The modern environmental movement harbors a deep and old resentment of nuclear power, dating all the way back to its inception in the 1960s, but this grudge is looking downright hypocritical these days, now that climate change is by far the biggest green cause. That’s because nuclear power is one of the world’s only sources of zero-emissions baseload power—it releases no greenhouse gases, and unlike wind or solar, it can be consistently counted on to supply the grid, regardless of weather conditions or time of day. Nuclear power has never gotten the credit it deserves for being the global green power workhorse, but as older reactors reach the end of their life cycles, we could soon start to understand just how much work these plants have been doing to mitigate emissions. Lamar Alexander and Sheldon Whitehouse write for the New York Times:

Already, 60 percent of our carbon-free electricity comes from the 99 nuclear reactors that dot the nation’s map, from Avila Beach, Calif., to Seabrook, N.H. These reactors provide low-cost, reliable electricity for the United States, which uses nearly 20 percent of the world’s electricity. But over the next decade, at least eight of these reactors are scheduled to shut down. That will push up carbon emissions from the American electricity sector by nearly 3 percent, according to the United States Energy Information Administration.

In California, the closing of the San Onofre Nuclear Generating Station in 2012 contributed to a 24 percent increase in carbon emissions from the electricity sector, according to data from the California Environmental Protection Agency Air Resources Board. Carbon emissions from the electricity sector in New England rose 5 percent in 2015, the first year-to-year increase since 2010, largely because of the closing of the Vermont Yankee Nuclear Power Station in December 2014, according to ISO New England, the region’s grid operator.

In roughly two decades, the United States could lose about half its reactors. That’s because, by 2038, 50 reactors will be at least 60 years old, and will face having to close, representing nearly half of the nuclear generating capacity in the United States. Without them, or enough new reactors to replace them, it will be much harder to reduce carbon emissions that contribute to climate change.
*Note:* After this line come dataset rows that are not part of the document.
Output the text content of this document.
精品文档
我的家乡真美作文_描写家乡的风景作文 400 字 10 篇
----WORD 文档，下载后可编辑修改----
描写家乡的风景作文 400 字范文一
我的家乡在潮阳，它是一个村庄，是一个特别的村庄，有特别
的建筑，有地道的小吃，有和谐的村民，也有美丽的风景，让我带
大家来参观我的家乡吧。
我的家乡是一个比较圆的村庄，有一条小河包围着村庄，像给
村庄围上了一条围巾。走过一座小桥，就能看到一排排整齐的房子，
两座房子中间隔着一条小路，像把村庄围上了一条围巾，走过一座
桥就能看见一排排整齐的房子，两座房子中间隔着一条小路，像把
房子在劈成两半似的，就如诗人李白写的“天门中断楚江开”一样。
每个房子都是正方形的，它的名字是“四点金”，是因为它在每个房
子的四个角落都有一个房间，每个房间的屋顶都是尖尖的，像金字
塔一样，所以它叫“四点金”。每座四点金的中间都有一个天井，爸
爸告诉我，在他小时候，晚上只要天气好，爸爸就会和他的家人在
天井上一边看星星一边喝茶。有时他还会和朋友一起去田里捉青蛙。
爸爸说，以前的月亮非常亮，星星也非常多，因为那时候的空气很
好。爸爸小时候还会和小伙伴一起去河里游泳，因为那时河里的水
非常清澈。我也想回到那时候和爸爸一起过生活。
There are plenty of reasons to be optimistic about nuclear power’s future, though. A whole host of exciting new technologies are currently under development, including thorium-fueled reactors, and reactors that use molten salt as a medium, rather than water. These new nuclear advancements promise to make the energy source safer, smaller (and potentially modular), and less productive of nuclear waste. They represent some of the most exciting energy pipe dreams we’re currently aware of, and they could hold the key to supplying humanity with the electricity it needs without wreaking havoc on the climate or environment.

Donald Trump recently made headlines by calling for an expansion of U.S. nuclear weapons capabilities, but there’s another type of nuclear—namely nuclear power—that is in desperate need of a renaissance. Private backers like Bill Gates have been investing heavily in the next generation of nuclear reactors, but continued and even expanded government support for these technologies, and for this energy source more generally, will be vital to the cause of creating the sustainable energy mix of the future.